Saturday, October 5, 2013

sushiela

I see the words appear on the lines that crease your forehead, or the space between your brows, before you even speak out. You’re aged further by the very weight of your thoughts, you turn pale at an image that rests at the back of your eyelids, places far beyond my reach.

I cannot shelter you from those demons. But I can tell you that if you ever find the courage to speak, to say what you feel, I’ll listen. I’ll listen and I won’t judge you. We are allowed be imperfect, and flawed and totally lost together. But at some point, we have to find our way back home.

I’ll take your hands, and bring them to your lips and show you how perfect they are. How wonderful they’d look if only you’d just smile. I’ll touch your hair and brush those beautiful brown locks of yours down, entangling them in my fingers, fistfuls of you. Bringing you closer to me, I take my hand and brush them over to your feet with all its ten toes; to show you that you can walk, your steps are not cursed, and you are not marred by a burden carried. You are not crazy; nothing needs to stay in your head. I will love you through the vulgarity of your thoughts, through the sting in their vulnerabilities and even through this, will I want to see your vicarious raw soul.   
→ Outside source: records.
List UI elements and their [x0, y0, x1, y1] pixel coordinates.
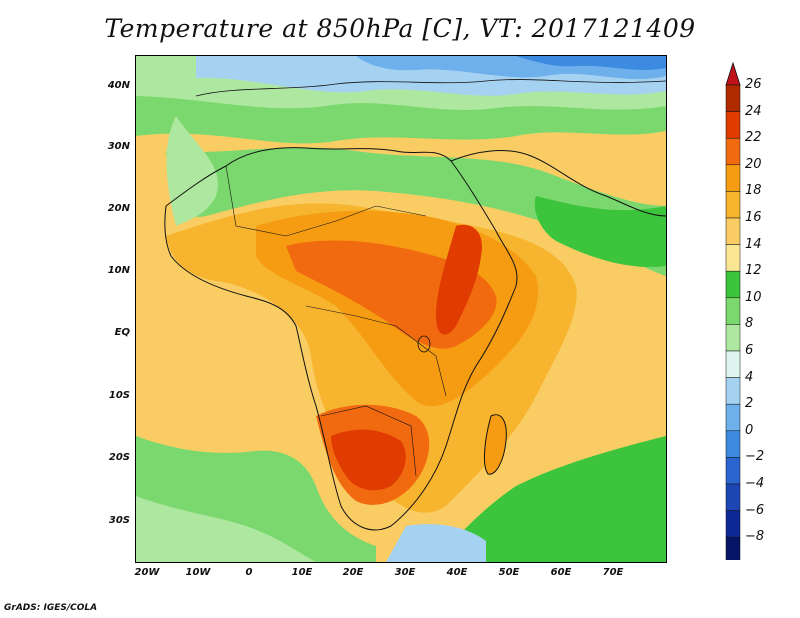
lat-label-20n: 20N: [107, 203, 130, 214]
colorbar-label: 20: [745, 156, 762, 172]
colorbar-label: 8: [745, 316, 754, 332]
lat-label-20s: 20S: [108, 452, 130, 463]
colorbar-label: 14: [745, 236, 762, 252]
colorbar: [725, 61, 741, 560]
colorbar-cell: [725, 510, 741, 538]
lat-label-40n: 40N: [107, 80, 130, 91]
colorbar-cell: [725, 457, 741, 485]
colorbar-cell: [725, 430, 741, 458]
colorbar-label: −4: [745, 476, 765, 491]
colorbar-cell: [725, 350, 741, 378]
colorbar-label: 10: [745, 289, 762, 305]
lake-victoria: [417, 335, 431, 353]
temperature-field: [136, 56, 666, 562]
temperature-map[interactable]: [135, 55, 667, 563]
map-title: Temperature at 850hPa [C], VT: 201712140…: [104, 14, 696, 43]
colorbar-cell: [725, 164, 741, 192]
south-atlantic-lightgreen: [136, 496, 316, 562]
lat-label-eq: EQ: [114, 327, 130, 338]
lon-label-30e: 30E: [394, 567, 416, 578]
colorbar-label: 6: [745, 343, 754, 358]
colorbar-label: 16: [745, 210, 762, 225]
lon-label-10w: 10W: [185, 567, 211, 578]
colorbar-cell: [725, 217, 741, 245]
lat-label-10n: 10N: [107, 265, 130, 276]
africa-coastline: [164, 147, 518, 531]
kalahari-hot-core: [331, 429, 406, 491]
country-borders-north: [225, 165, 427, 237]
colorbar-cell: [725, 297, 741, 325]
colorbar-cell: [725, 111, 741, 139]
colorbar-label: 22: [745, 130, 762, 146]
colorbar-label: 2: [745, 396, 754, 412]
colorbar-cell: [725, 270, 741, 299]
colorbar-cell: [725, 244, 741, 272]
west-sahara-light: [166, 116, 218, 226]
colorbar-cell: [725, 324, 741, 352]
lon-label-50e: 50E: [498, 567, 520, 578]
colorbar-label: 24: [745, 103, 762, 119]
lon-label-20e: 20E: [342, 567, 364, 578]
madagascar-coastline: [483, 414, 507, 475]
sahara-green-belt: [166, 147, 666, 276]
south-indian-green: [436, 436, 666, 562]
country-borders-central: [305, 305, 447, 397]
grads-credit: GrADS: IGES/COLA: [4, 603, 98, 613]
east-africa-hot-streak: [436, 224, 482, 335]
colorbar-cell: [725, 377, 741, 405]
lat-label-30n: 30N: [107, 141, 130, 152]
colorbar-cell: [725, 84, 741, 112]
country-borders-south: [320, 405, 417, 477]
lon-label-60e: 60E: [550, 567, 572, 578]
colorbar-label: 18: [745, 183, 762, 199]
colorbar-label: 4: [745, 369, 754, 385]
colorbar-label: 26: [745, 77, 762, 92]
colorbar-cell: [725, 191, 741, 219]
colorbar-cell: [725, 403, 741, 432]
colorbar-label: 12: [745, 263, 762, 279]
arabia-green: [534, 196, 666, 267]
colorbar-label: −8: [745, 529, 765, 545]
lon-label-0: 0: [245, 567, 253, 578]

Don’t be afraid to let me embrace you. You will always be free, you’ll always be you. I don’t want to change any of that. I’m here to show you that you can still love this world. There is still happiness for you here, happiness that your age cannot take away. Your wrinkled skin a testimony to the feats you have performed with honesty and sincerity. Your face doesn’t lie. I get it. You are tired.


I can’t tell you how it could have been different. But I can tell you I’m happy it was not, because if it was, we would not be here right now. So please please laugh once more for me, and let me lay you to rest. The one I am thankful for.